Diagnose system crash during gameplay?

Carter@feddit.uk to Linux Gaming@lemmy.ml – 18 points –

I'm trying to play Horizon Zero Dawn on OpenSUSE TW but every 10 minutes or so my entire system crashes leaving me with both monitors displaying a green screen and forcing me to pull the plug on my PC. This appears to be the only game with the issue. I've tried multiple versions of Proton including GE but all suffer from the same crashes. How do I go about diagnosing the issue?

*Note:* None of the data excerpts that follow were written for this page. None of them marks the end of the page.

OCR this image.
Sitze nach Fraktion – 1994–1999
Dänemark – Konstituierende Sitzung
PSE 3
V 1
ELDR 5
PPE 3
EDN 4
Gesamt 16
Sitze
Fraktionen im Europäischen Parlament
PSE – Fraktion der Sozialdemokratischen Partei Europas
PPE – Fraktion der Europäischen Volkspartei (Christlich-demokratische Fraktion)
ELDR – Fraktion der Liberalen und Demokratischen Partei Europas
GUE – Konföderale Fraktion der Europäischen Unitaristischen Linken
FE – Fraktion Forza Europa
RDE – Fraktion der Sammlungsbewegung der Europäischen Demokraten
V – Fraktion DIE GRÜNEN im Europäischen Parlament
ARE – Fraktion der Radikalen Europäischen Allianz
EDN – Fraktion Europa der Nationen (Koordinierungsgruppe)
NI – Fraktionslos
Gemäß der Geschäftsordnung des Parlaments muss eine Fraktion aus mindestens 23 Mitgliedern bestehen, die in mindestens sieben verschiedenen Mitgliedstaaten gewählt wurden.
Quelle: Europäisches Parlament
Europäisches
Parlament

PC specs are if relevant are:

i7-4790K

AMD 5700XT

32GB RAM

2TB nvme SSD

5

sounds like maybe your power supply might be dying or your system is pulling more than that psu can handle. mine recently blew a capacitor with a loud bang and magic electronics smoke after a few months of odd problems with shutting down in the middle of an intensive game. i think the fan died about a year ago bc my temps had been higher than they used to and after it popped the side of the case by the psu was very warm. i came to find that my gpu upgrade pushed my power draw to 450w when my psu was only rated for 530w and not 750w like i thought i remembered. makes sense it was pushed to it's limit. maybe recheck your power requirements with an online psu calc and compare to your psu rating. and also look to see if its fan is still running and not clogged up with dust.

I only just bought a new PSU to go with the GPU upgrade. It's 850W so should be more than enough power. Just seems odd that it's only an issue with one game.

Check temps of your hardware, check power cables inside the PC as well, then have a look at the system logs

Temps are absolutely fine and sometimes the game crashes immediately before anything can even get hot. Only happens with Horizon. All other games run fine.

I have had the same issue for two years and it has progressively gotten worse. I use Ubuntu and have very similar hardware. The piece of hardware I have traced my issue to is the 5700XT. I ran some Phoronix stress tests on my video card and reproduced the same crashes. I also looked up the MCE errors that were being produced and they also pointed towards that card. I’ve given up trying to fix it and I will be purchasing a different graphics card soon.

To diagnose your issue, do you see any MCE errors when your system reboots? If not, run journalctl and grep for ‘MCE’.